Context-DPO: Aligning Language Models for Context-Faithfulness

📝 Paper Summary

Modularized RAG pipeline Answer generation

Context-DPO improves how strictly LLMs adhere to retrieved context by training them on preference pairs where the model prefers reasoning based on provided (potentially counterfactual) information over its internal memory.

Core Problem

LLMs often ignore retrieved context when it conflicts with their internal parametric knowledge or fail to follow retrieval instructions strictly.

Why it matters:

RAG systems fail when models 'stubbornly' rely on outdated or incorrect internal memory instead of new retrieved evidence
Existing solutions rely on fragile prompt engineering or decoding hacks rather than fundamentally aligning the model's behavior
As models become larger and more capable, they paradoxically become less faithful to context due to higher confidence in their own training data

Concrete Example: If a user provides a retrieved document stating 'The capital of France is Mars' (a counterfactual scenario), a standard LLM will often ignore this and answer 'Paris' based on its internal knowledge, failing the user's implicit instruction to use the provided source.

Key Novelty

Context-Faithful Direct Preference Optimization (Context-DPO)

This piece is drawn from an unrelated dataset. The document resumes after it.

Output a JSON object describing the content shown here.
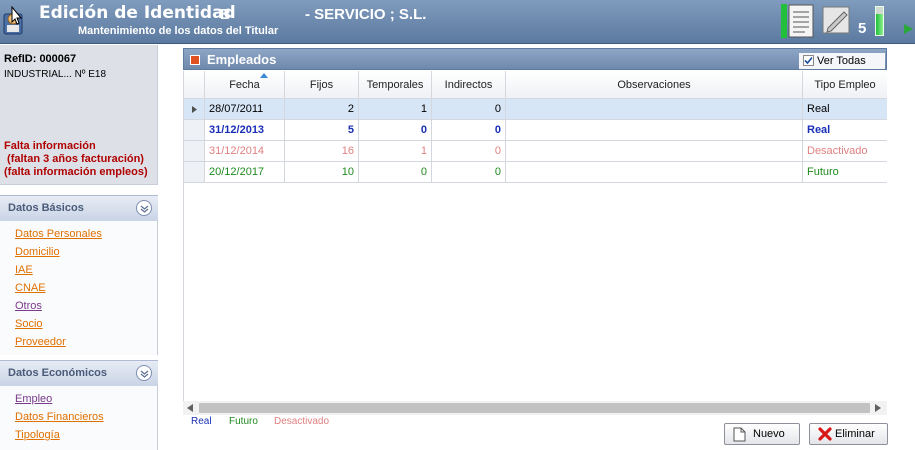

Constructs a dataset of 'faithful' responses (derived from counterfactual context) and 'stubborn' responses (derived from internal factual memory)
Uses Direct Preference Optimization (DPO) to explicitly align the model to prefer the 'faithful' response over the 'stubborn' one given the context
Introduces ConFiQA, a benchmark for measuring this faithfulness using controlled knowledge conflicts

Architecture

The Context-DPO framework showing data construction and the DPO training process.

Evaluation Highlights

+280% improvement in context-faithfulness (Pc) for Qwen2-7B-instruct on ConFiQA compared to the base model
+151% improvement for Mistral-7B-instruct-v0.2 on ConFiQA benchmarks
Maintains factual generation capabilities (TruthfulQA) within 1% of the original model, showing that alignment does not degrade general knowledge

Breakthrough Assessment

7/10

Strong empirical results on a specific, critical RAG failure mode. The method is straightforward and effective, though the scope is primarily focused on conflicting context scenarios.

⚙️ Technical Details

Problem Definition

Setting: Retrieval-Augmented Generation where retrieved context C may conflict with parametric knowledge within the model

Inputs: Context C (potentially counterfactual) and Question Q

Outputs: Response A that is faithful to C

Pipeline Flow

Input: Question + Context
Context-DPO Model (Fine-tuned via DPO)
Output: Faithful Response

System Modules

Context-DPO Model

Generate answer faithful to context

Model or implementation: Llama-2/3, Mistral, Qwen2 (various sizes)

Modeling

Base Model: Llama2-7B-chat, Llama2-13B-chat, Mistral-7B-instruct-v0.2, Qwen2-7B-instruct, Llama3-8B

Training Method: Direct Preference Optimization (DPO)

Objective Functions:

Purpose: Optimize policy to assign higher probability to faithful responses over stubborn ones.

Formally: L_DPO(π_θ; π_ref) = -E_{(x, y_w, y_l) ~ D} [log σ( β * log(π_θ(y_w|x)/π_ref(y_w|x)) - β * log(π_θ(y_l|x)/π_ref(y_l|x)) )]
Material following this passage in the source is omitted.